Brasília — De olho na disputa presidencial de 2026, o presidente Luiz Inácio Lula da Silva (PT) passou a se apresentar como antagonista do establishment político e econômico. A mudança de tom, adotada em maio, busca reduzir o desgaste de imagem do governo e disputar eleitores que hoje se identificam com a retórica de oposição às elites, tradicionalmente explorada por Flávio Bolsonaro (PL).
O que Lula chama de establishment
Lula tem direcionado críticas a bilionários e ao setor financeiro, ressuscitando o discurso de “nós contra eles” para reforçar sua posição como defensor dos trabalhadores. O termo establishment, usado para designar grupos que concentram poder político e econômico, passou a ser frequente em seus pronunciamentos.
A definição de sistema para Flávio Bolsonaro
Pré-candidato da direita, o senador Flávio Bolsonaro afirma que o “sistema” abrange setores do funcionalismo público, artistas, parte da mídia e o Judiciário — instituições que, segundo ele, agem contra pautas conservadoras e se beneficiam de recursos estatais.
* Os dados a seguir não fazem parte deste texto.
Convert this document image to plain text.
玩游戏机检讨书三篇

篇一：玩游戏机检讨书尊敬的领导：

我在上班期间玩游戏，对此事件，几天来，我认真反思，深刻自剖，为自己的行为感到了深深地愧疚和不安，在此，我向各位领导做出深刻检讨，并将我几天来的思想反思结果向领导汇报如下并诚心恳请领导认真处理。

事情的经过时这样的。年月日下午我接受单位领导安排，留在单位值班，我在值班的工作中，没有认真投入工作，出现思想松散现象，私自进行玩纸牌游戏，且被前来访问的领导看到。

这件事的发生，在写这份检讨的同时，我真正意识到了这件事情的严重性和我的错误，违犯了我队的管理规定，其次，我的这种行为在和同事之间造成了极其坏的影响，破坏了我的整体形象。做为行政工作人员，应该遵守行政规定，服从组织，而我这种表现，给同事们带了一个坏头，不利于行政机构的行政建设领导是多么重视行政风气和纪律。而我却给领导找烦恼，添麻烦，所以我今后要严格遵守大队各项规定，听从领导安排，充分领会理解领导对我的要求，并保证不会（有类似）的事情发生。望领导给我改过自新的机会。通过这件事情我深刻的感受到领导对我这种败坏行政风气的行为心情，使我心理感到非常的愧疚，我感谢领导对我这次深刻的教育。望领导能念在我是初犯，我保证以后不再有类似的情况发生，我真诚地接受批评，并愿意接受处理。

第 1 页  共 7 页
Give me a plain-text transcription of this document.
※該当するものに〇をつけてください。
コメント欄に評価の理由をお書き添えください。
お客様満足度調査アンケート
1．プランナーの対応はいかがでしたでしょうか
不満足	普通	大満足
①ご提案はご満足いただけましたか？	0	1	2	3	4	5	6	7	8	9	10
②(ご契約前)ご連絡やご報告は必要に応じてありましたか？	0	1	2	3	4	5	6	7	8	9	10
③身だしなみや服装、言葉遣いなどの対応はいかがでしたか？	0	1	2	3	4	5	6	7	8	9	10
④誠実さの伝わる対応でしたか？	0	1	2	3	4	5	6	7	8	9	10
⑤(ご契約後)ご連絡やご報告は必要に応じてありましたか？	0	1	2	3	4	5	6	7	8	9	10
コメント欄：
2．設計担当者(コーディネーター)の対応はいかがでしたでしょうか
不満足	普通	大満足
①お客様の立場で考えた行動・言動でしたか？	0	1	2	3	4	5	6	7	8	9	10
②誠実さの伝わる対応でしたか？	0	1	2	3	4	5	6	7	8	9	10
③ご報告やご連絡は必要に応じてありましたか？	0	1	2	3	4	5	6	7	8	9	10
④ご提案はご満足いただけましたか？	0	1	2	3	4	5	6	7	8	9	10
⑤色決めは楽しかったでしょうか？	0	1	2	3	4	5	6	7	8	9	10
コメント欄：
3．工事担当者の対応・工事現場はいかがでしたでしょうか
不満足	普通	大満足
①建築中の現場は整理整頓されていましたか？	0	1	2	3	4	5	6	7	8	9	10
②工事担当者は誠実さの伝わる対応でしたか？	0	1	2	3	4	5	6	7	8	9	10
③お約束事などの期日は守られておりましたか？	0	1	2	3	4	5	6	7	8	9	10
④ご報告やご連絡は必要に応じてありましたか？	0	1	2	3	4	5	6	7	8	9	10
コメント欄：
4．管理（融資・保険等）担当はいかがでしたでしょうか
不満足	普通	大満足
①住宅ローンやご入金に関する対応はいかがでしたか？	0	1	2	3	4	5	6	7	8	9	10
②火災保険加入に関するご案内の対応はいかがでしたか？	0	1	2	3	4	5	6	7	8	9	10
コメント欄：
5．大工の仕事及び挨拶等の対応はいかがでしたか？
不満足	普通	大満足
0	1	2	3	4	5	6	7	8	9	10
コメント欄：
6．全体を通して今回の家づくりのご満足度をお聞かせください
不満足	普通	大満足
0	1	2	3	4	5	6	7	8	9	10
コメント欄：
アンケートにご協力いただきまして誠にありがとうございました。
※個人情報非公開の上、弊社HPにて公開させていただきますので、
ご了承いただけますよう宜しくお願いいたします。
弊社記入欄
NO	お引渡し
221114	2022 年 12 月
Contradições apontadas pela oposição
Parlamentares contrários ao governo, como Nikolas Ferreira (PL-MG) e Sergio Moro (União-PR), contestam a tentativa de Lula de se apresentar como outsider. Eles lembram que o PT já ocupa o Palácio do Planalto em seu quinto mandato e mantém alianças consolidadas em diferentes esferas de poder, argumento usado para classificá-lo como parte integrante do próprio sistema que critica.
Objetivo eleitoral da nova narrativa
A estratégia petista pretende transformar a eleição de 2026 em um plebiscito entre “inclusão social” e “privilégios”. Ao adotar o discurso antissistema, Lula tenta reconectar sua imagem à base de trabalhadores e beneficiários de políticas sociais, além de ocupar um terreno simbólico que vinha sendo dominado pela direita.
A poucos meses do início oficial da campanha, tanto Lula quanto Flávio Bolsonaro buscam consolidar-se como representantes de forças contrárias ao establishment, sinalizando que a disputa de 2026 deve girar em torno de quem, de fato, fala em nome dos eleitores insatisfeitos.